Censure

Travail précaire, peur et silence : le sombre visage de la SOGUIPAH révélé par Amnesty

Amnesty International a publié, ce jeudi 23 octobre 2025, un rapport accablant sur la Société guinéenne de palmiers à huile et d’hévéas (SOGUIPAH), basée à Diécké, dans la région de N’Zérékoré, en Guinée forestière.

L’organisation de défense des droits humains y dénonce de graves violations des droits des travailleurs et des planteurs liés à cette entreprise publique.

Selon Amnesty International, les autorités guinéennes doivent agir sans délai pour garantir le respect des droits humains au sein de la SOGUIPAH et enquêter sur les abus généralisés, notamment les atteintes au droit à un travail décent.

“Le président promettant depuis 2021 de faire de l’exploitation des ressources naturelles un levier pour le développement et l’amélioration des conditions de vie, les autorités devraient agir immédiatement pour garantir les droits humains de ces travailleurs et petits exploitants, conformément au Code du travail guinéen, à la nouvelle Constitution et à leurs obligations internationales en matière de droits humains”, a déclaré Marceau Sivieude, directeur régional d’Amnesty International pour l’Afrique de l’Ouest et l’Afrique Centrale dans le communiqué de presse.

Des salaires en dessous du minimum légal

D’après le rapport, plusieurs employés de la SOGUIPAH sont rémunérés en dessous du salaire minimum interprofessionnel garanti (SMIG), fixé à 550 000 francs guinéens par mois. “Selon les fiches de paie de 30 personnes datant de 2022 à 2025 consultées par l’organisation, 29 travailleurs avaient reçu un salaire de base inférieur au salaire minimum légal.
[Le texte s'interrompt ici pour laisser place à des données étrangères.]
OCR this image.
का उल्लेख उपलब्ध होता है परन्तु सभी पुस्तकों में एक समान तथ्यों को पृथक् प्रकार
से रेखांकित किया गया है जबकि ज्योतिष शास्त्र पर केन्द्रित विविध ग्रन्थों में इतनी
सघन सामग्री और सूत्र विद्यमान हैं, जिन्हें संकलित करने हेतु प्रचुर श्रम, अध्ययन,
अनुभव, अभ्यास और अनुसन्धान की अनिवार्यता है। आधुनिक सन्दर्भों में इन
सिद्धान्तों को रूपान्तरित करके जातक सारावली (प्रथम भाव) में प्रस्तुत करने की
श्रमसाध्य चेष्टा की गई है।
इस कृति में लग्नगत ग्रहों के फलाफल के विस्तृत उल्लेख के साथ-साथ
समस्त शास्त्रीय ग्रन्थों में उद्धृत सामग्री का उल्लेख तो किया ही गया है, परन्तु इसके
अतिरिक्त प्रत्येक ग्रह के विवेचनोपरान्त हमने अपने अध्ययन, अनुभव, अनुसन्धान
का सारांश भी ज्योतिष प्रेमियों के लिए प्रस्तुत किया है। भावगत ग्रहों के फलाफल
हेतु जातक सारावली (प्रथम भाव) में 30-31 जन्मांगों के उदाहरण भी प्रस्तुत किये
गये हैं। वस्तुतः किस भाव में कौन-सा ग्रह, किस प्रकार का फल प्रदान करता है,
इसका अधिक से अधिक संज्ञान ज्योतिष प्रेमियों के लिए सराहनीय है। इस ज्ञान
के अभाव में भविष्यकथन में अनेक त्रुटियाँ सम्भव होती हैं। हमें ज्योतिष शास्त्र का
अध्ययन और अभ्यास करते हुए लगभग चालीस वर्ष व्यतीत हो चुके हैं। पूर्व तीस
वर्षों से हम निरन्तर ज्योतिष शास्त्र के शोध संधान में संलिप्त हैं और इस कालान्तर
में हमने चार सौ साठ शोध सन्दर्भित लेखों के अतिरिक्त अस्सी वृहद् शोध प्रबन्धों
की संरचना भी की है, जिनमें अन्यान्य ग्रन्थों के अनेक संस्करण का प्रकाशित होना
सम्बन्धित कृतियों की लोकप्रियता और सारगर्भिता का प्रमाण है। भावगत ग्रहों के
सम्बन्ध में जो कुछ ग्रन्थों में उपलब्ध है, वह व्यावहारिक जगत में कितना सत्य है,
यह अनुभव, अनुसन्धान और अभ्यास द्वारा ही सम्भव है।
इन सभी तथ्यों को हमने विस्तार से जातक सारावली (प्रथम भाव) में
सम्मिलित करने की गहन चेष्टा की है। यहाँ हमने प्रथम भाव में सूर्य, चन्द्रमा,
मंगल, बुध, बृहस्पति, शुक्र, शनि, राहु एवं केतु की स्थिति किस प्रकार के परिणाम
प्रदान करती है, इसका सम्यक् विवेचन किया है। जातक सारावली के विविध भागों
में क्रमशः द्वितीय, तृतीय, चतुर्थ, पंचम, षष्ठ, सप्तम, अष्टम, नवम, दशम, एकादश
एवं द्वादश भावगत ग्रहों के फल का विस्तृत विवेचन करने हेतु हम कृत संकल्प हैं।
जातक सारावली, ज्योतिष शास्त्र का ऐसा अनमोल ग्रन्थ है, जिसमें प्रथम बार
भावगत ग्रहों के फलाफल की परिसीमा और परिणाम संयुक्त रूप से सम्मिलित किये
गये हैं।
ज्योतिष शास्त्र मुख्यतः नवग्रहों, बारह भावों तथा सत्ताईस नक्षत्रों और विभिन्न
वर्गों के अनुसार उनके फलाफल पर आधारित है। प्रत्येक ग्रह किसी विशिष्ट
En septembre 2025, le salaire de base le plus bas versé par la Soguipah sur 24 fiches de paie consultées était de 69 783 francs guinéens pour 170 heures travaillées dans le mois”.

Des planteurs précarisés et des terres confisquées

Le rapport pointe également la situation critique des planteurs de palmiers à huile et d’hévéas liés à la SOGUIPAH. Ces exploitants affirment ne pas avoir accès aux contrats signés dans les années 1990, qui régissent pourtant leurs relations avec l’entreprise. “je n’ai jamais vu cette convention. La Soguipah refuse de la mettre à la disposition des communautés”, a confié un représentant des planteurs.

Ces agriculteurs seraient contraints de vendre exclusivement leur production à la SOGUIPAH, souvent à des prix inférieurs au marché, tandis que l’entreprise effectue des déductions injustifiées sur leurs revenus.
Pire encore, des dizaines de familles ont vu leurs terres confisquées par l’État au profit de la société, sans compensation équitable.
Privées de leurs cultures vivrières, elles dépendent désormais de monocultures peu rentables, accentuant leur précarité.

Une situation connue mais ignorée

Amnesty International rappelle que les autorités guinéennes sont informées de cette situation depuis plusieurs années.
Depuis 2019, des manifestations à Diécké et à Conakry ont dénoncé les conditions de travail à la SOGUIPAH. Les syndicats de planteurs ont déposé plusieurs préavis de grève, le plus récent datant de janvier 2025.

“Au lieu de prendre les mesures nécessaires pour garantir les droits de ces personnes, les autorités ont laissé s’installer un climat de peur et d’autocensure. En 2024, une cadre aurait été licenciée pour avoir dénoncé publiquement les conditions de travail des femmes employées”, lit-on.

Dans le communiqué, Fabien Offner, chercheur senior à Amnesty International, conclut : “ Les autorités de transition doivent tenir leurs promesses répétées de protéger les droits économiques et sociaux de tous dans le pays, y compris le droit à un salaire juste et équitable, condition d’une vie décente”.